Honorable Mention: Becky Greer
There’s a photo on my wall of a woman I’ve never met. I wouldn’t say she is strikingly beautiful, but her dark eyes are compelling, even seductive. She was here when I moved in. I live in an old renovated tenement house in Brooklyn. Not exactly hip, but affordable. The lady came with the place, and by the looks of it, she’s been here a long time.
I took her down once, but found no identification on the back of the photo. There was a perfect oval on the wall, a silhouette of the frame. Strange, I thought, they painted around her. I asked the building super about her. He grumbled, “She’s just always there. Tenants come and go, she stays. The old lady only rents this room to men. Maybe they just don’t care.” And he left.

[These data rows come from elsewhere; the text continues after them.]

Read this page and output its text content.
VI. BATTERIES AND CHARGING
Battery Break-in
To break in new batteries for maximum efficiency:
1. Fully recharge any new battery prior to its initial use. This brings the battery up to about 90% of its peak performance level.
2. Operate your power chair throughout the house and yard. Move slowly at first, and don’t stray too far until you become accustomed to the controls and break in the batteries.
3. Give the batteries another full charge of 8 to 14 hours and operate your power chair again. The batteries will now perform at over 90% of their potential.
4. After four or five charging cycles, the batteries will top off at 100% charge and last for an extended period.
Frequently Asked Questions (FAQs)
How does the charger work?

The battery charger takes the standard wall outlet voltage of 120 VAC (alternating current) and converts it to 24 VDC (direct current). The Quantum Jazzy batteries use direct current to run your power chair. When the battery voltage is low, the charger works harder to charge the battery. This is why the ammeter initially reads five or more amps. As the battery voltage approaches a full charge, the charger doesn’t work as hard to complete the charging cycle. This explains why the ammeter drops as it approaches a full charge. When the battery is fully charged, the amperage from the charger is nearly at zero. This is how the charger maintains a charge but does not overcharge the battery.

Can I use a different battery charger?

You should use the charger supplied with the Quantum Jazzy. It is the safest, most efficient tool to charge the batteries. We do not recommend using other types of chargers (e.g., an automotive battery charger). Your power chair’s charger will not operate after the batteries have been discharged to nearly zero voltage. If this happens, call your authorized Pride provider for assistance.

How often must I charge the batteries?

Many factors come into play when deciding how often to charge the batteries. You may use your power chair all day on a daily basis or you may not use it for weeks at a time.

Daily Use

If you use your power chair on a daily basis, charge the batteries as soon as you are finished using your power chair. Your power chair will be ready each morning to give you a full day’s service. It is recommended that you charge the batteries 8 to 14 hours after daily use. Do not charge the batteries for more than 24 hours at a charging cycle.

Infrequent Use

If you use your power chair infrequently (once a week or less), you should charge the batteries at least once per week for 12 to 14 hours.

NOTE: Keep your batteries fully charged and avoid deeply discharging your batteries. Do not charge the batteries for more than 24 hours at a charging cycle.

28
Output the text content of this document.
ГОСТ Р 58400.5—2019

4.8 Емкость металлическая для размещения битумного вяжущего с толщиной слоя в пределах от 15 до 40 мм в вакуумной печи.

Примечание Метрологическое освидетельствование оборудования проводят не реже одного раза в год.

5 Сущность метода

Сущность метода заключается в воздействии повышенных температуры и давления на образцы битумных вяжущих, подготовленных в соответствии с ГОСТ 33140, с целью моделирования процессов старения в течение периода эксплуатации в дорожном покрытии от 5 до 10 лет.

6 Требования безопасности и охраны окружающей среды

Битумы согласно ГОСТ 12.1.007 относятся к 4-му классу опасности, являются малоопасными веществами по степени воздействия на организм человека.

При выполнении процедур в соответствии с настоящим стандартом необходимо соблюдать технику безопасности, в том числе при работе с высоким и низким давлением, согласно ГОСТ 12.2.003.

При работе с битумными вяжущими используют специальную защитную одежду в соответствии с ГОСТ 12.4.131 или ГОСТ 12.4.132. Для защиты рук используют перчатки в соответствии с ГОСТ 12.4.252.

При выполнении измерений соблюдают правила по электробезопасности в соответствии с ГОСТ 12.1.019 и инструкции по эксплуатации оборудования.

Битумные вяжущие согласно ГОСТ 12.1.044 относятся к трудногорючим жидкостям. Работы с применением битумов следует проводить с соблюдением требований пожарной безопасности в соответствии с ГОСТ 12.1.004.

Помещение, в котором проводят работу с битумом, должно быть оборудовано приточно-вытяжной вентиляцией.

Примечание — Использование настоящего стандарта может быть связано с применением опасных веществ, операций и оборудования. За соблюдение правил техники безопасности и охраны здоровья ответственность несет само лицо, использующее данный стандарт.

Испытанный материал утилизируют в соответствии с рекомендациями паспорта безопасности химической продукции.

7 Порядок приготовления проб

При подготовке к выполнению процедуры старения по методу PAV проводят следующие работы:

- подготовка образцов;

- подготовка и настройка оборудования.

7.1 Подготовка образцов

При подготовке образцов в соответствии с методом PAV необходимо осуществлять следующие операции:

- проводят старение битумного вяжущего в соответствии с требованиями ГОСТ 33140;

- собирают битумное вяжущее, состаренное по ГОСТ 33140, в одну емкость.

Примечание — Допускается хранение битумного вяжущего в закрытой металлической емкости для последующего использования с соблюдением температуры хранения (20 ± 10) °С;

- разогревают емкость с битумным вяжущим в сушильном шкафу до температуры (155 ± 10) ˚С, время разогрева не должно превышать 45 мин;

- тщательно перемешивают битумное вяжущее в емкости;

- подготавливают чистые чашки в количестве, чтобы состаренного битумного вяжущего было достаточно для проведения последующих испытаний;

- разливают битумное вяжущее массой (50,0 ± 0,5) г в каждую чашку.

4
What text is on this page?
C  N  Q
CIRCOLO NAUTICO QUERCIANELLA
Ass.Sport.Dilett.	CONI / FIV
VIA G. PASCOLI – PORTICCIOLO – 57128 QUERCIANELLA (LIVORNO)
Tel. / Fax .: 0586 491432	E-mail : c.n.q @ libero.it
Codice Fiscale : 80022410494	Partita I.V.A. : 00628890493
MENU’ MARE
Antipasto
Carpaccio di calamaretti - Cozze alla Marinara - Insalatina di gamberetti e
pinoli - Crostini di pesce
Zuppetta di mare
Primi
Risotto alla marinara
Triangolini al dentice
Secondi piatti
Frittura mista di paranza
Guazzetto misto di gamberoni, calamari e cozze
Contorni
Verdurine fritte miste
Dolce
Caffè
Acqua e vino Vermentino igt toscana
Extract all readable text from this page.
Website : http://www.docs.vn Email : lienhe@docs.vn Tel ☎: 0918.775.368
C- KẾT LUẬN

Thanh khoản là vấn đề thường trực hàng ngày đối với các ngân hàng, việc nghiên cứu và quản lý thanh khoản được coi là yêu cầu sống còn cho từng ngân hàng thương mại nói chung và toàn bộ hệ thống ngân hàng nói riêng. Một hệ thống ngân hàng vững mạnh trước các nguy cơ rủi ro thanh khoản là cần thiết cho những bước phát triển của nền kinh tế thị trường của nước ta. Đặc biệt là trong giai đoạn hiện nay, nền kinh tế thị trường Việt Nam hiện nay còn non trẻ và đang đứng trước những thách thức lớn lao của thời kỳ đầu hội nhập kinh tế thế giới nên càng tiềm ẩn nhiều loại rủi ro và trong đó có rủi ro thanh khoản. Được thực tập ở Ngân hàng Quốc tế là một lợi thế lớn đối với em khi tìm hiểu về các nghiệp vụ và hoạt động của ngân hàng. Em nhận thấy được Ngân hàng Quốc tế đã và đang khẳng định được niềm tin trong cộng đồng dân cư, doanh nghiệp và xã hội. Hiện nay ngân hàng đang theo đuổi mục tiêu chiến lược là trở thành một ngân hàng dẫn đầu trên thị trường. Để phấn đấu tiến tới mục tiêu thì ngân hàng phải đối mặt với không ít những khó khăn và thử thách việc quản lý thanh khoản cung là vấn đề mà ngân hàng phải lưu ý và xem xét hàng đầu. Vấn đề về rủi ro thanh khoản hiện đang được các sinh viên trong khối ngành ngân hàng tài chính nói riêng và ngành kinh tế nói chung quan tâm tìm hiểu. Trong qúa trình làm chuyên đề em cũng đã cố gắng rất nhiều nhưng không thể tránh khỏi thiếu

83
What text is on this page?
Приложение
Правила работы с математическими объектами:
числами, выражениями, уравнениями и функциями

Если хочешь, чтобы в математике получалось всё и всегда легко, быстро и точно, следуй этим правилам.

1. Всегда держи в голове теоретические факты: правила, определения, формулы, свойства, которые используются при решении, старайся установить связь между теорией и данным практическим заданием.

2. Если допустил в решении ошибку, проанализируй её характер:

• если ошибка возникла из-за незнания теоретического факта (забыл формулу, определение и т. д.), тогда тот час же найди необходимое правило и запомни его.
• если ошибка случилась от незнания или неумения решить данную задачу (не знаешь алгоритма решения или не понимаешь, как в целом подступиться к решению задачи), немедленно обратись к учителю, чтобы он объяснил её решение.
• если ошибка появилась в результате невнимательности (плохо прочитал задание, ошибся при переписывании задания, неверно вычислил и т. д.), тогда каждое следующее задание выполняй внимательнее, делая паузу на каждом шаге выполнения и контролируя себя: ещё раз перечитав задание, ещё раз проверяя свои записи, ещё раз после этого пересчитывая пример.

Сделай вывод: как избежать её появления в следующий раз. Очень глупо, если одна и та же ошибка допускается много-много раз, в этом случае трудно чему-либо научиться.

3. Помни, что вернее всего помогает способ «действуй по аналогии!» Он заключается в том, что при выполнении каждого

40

Mother came over, once. After scrutinizing the photo, she said, “Keep the frame; toss that photo. I find her unsettling.” I ignored her advice, of course.
My girlfriend, Liz and I spent one lazy afternoon in my bed, entertaining ourselves with wild scenarios about the mystery woman. Maybe I was too creative. Leaving, Liz said, “She makes me jealous.”
I’m moving today. She watched me pack.
“I’ve come for your last month’s rent.” It’s Mrs. Luciano. Old, stooped, impeccably dressed. “She’s still there, isn’t she?” Her intense, dark eyes met mine. One yellowed tooth bore a lipstick stain.
“Yes,” I said.
Why, Mrs. Luciano, you do keep a watchful eye, indeed.